JO 2024 : La candidature de Rome, une mauvaise idée selon la presse italienne

Le 15 décembre dernier, le Président du Conseil Italien, Matteo Renzi, a officiellement annoncé la candidature olympique de Rome pour les Jeux d’été de 2024.

Une annonce qui se profilait depuis plusieurs semaines déjà et dont la révélation devait permettre de faire oublier le retrait prématuré de l’Italie de la course aux JO 2020, faute d’un soutien gouvernemental suffisant.

Cette fois-ci, en annonçant en personne la candidature du pays, Matteo Renzi a tenu à affirmer le positionnement des autorités et des institutions italiennes et ce, dans un souci de crédibilité à l’égard des décideurs olympiques et de volonté d’obtenir l’événement olympique que Rome attend depuis 1960, Turin ayant apporté les Jeux d’hiver à l’Italie au début de l’année 2006.

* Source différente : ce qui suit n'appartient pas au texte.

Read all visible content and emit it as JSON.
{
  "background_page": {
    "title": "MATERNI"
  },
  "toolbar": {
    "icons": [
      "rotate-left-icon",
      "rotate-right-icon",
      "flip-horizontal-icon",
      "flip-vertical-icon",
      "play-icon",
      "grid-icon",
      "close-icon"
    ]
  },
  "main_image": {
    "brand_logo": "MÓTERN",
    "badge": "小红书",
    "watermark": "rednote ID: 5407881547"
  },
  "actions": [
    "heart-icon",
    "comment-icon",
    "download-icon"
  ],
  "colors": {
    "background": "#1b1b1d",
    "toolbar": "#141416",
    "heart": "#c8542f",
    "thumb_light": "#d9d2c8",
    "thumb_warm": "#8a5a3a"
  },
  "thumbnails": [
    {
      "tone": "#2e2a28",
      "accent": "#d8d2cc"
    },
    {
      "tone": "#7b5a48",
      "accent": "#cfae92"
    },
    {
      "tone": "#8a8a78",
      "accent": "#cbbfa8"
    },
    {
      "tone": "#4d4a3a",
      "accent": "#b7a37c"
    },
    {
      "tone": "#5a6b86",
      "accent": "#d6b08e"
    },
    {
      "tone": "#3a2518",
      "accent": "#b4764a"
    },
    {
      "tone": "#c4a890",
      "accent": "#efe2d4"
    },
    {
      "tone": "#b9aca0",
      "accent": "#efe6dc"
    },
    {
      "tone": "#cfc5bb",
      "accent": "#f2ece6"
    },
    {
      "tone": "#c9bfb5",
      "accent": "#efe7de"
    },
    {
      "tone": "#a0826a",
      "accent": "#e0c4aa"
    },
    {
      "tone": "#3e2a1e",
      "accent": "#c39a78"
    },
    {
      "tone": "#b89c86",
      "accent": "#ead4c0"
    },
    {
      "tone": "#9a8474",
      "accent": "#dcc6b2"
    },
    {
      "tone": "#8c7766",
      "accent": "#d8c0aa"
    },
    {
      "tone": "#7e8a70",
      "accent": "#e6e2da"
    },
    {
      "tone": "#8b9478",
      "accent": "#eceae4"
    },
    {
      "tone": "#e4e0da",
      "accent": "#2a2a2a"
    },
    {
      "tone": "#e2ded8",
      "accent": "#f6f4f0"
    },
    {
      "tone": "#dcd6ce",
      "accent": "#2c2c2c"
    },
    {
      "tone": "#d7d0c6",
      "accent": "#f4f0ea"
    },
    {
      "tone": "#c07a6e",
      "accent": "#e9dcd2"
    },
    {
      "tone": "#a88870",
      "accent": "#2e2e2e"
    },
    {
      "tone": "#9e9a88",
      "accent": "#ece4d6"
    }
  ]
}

Mais malgré le soutien inconditionnel des pouvoirs publics, la candidature de Rome ne fait pas l’unanimité.

Les premiers sondages d’opinion réalisés après l’annonce de la candidature seront d’ailleurs intéressants à analyser, surtout en ce qui concerne la perception des Jeux et le coût de ces derniers.

Car un territoire et sa population peuvent être enclins à accueillir les Jeux, mais ne pas pour autant vouloir supporter les dépenses parfois pharaoniques engendrées par un tel événement.

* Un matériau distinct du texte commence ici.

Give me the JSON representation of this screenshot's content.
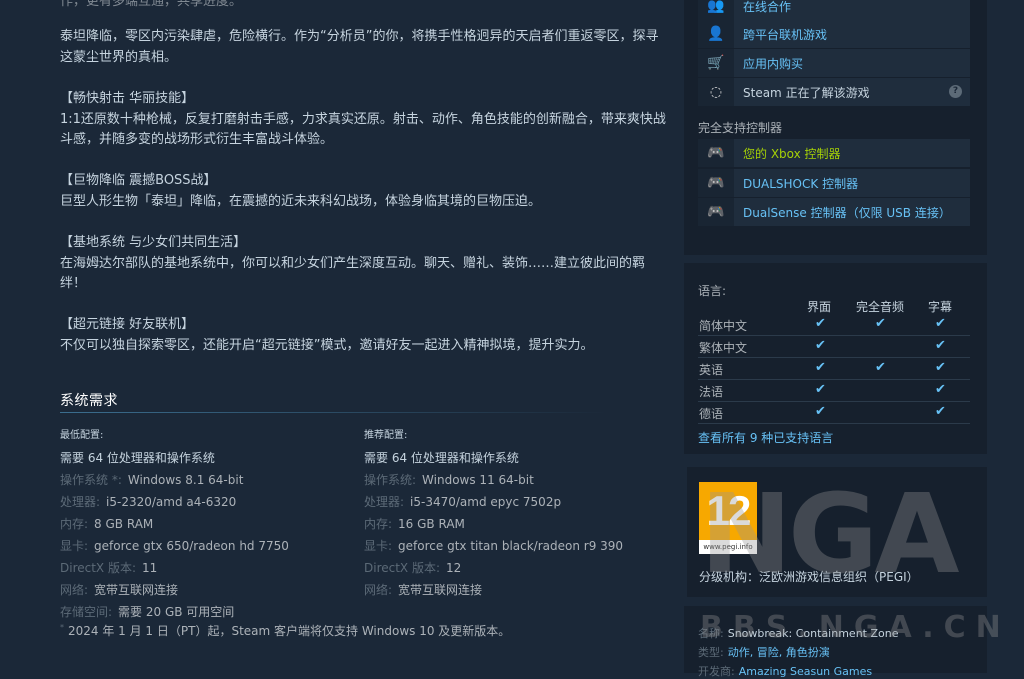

Cette problématique se constate aisément à Boston (États-Unis) actuellement. Les citoyens du Massachusetts veulent les Jeux mais ne souhaitent pas payer l’organisation de ces derniers.

Un paradoxe, peut-être, mais surtout une question de logique compte-tenu de l’envolée des coûts d’organisation des dernières éditions olympiques, estivales (Pékin 2008) ou hivernales (Sotchi 2014).

Dès lors, quelle stratégie peuvent adopter l’Italie et sa capitale pour convaincre une population encore sous le coup de la crise économique et sociale ?

D’ores et déjà, le Président du Comité Olympique Italien (CONI), Giovanni Malago, a annoncé son intention de proposer un concept de Jeux ‘low-cost’, reposant en priorité sur les équipements existants – le Foro Italico par exemple – et sur l’aménagement d’installations temporaires, facilement démontables après les festivités olympiques.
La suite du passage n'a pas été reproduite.